Legal Issues In the News

Stare Decisis

 

Bob Lawless from the University of Illinois College of Law University of Illinois College of Law

Perhaps the first thing law students learn is the concept of judicial precedent. Once an appellate court decides an issue of law, the court’s decision binds not only lower courts but also the same court in future cases. Lawyers use the shorthand expression “stare decisis” to describe this concept.

A classic example of stare decisis comes from a lawsuit brought by the Federal League, which had started a new major league baseball league in 1914. When the Federal League failed, it brought an antitrust lawsuit claiming the American and National Leagues had conspired to drive it out of business. In a 1922 decision, however, the United States Supreme Court ruled that baseball was not “commerce” and therefore was not covered by the antitrust laws.

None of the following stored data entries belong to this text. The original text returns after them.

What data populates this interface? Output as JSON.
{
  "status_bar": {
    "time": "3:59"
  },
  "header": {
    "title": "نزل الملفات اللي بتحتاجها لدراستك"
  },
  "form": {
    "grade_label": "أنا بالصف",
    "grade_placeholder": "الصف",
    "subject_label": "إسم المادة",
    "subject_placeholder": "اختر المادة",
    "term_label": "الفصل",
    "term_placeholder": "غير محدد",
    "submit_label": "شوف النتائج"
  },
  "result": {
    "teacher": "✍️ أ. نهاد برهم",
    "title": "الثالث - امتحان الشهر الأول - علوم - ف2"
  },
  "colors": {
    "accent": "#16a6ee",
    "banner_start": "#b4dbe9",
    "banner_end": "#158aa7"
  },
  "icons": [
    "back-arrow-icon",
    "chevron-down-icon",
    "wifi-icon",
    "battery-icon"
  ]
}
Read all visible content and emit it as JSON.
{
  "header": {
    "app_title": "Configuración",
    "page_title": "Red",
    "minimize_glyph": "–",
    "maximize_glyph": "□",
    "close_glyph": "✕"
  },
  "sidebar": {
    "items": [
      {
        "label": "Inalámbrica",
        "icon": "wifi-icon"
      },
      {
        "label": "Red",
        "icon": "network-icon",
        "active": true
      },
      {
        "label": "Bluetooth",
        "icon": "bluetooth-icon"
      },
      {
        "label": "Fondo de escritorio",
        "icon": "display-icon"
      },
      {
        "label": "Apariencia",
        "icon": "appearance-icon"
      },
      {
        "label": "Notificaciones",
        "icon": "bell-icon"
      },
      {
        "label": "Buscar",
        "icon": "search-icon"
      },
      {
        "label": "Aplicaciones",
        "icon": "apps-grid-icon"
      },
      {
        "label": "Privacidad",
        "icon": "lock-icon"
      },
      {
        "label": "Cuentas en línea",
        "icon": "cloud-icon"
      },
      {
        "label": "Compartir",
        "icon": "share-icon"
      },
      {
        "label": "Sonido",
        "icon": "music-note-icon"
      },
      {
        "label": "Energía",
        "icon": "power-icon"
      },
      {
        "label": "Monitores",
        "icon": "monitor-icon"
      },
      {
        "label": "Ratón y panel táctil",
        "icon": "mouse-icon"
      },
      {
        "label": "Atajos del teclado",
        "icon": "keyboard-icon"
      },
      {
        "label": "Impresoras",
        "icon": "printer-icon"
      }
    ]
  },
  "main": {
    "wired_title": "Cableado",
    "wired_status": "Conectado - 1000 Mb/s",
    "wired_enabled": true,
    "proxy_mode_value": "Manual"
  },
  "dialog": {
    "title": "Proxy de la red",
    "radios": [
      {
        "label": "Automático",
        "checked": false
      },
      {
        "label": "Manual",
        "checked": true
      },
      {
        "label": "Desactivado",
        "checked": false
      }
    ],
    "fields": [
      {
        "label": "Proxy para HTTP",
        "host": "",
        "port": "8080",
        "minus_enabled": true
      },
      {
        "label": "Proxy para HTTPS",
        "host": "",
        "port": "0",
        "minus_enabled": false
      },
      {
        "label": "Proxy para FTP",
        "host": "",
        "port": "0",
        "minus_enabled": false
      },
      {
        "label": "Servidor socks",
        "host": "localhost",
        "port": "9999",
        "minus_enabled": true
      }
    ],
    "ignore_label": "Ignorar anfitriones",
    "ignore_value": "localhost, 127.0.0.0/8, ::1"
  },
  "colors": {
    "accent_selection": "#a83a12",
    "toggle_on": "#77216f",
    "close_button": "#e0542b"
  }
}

Fifty years later, the Court applied the precedent to an antitrust lawsuit brought by Saint Louis Cardinals outfielder Curt Flood. Flood said Major League Baseball’s rules violated the antitrust laws because they barred him from being a free agent and selling his services to the highest bidder. The Supreme Court dismissed the lawsuit, standing by its old decision on stare decisis grounds although courts had ruled that the antitrust laws covered many other professional sports.

Stare decisis is not a hard-and-fast rule. Since 2000, the Supreme Court has overruled one of its decisions twenty-five times, an average of a little more than one per year.

In a recent case holding that states have immunity from lawsuits in the courts of other states, the Supreme Court overruled a 40-year old precedent that had held to the contrary.

The Court majority had cited the poor quality of the previous decision’s reasoning and its inconsistency with related decisions, but this is just a lawyerly way of saying the Court disagreed with the old decision. After all, the justices from forty years ago surely did not think their decision was poorly reasoned or inconsistent with related cases.

What seemed to most motivate the majority were legal changes since the previous decision. But how much change must occur to justify overruling a precedent? It cannot be that there are simply a majority of judges who now want to rule differently. Stare decisis would not have any meaning if courts only follow an old decision when they agree with it currently.

Any discussion about stare decisis today necessarily implicates Roe v. Wade. Given the pliability of the stare decisis doctrine, a Supreme Court majority that wanted to overrule Roe would have little difficulty justifying its decision.

Roe is a constitutional decision, and courts are often more willing to overturn precedent on interpretation of the Constitution. On an issue of statutory interpretation, the legislative and executive branches can pass a new law to overturn a court decision. A constitutional decision can only be changed by a constitutional amendment, which is more difficult to do but has happened six times.

Some constitutional theorists have argued that certain cases like Marbury v. Madison or Brown v. Board of Education—and perhaps even Roe—should be “super-precedents,” so deeply embedded in our law that the Court should never revisit them. In the 1992 decision of Planned Parenthood v. Casey, the Supreme Court extensively discussed and applied stare decisis to Roe. At his confirmation hearings, Chief Justice Roberts acknowledged Casey as precedent itself about the stare decisis value of Roe.

Judges always can limit a precedent without overruling it. For example, courts limited the Federal Baseball decision by saying it was only about professional baseball and not professional sports generally. This allows the court to claim they are following stare decisis while limiting the effect of an old decision the court doesn’t like. Many observers believe that, at least in the short-term, the Court will chip away at Roe in a similar way.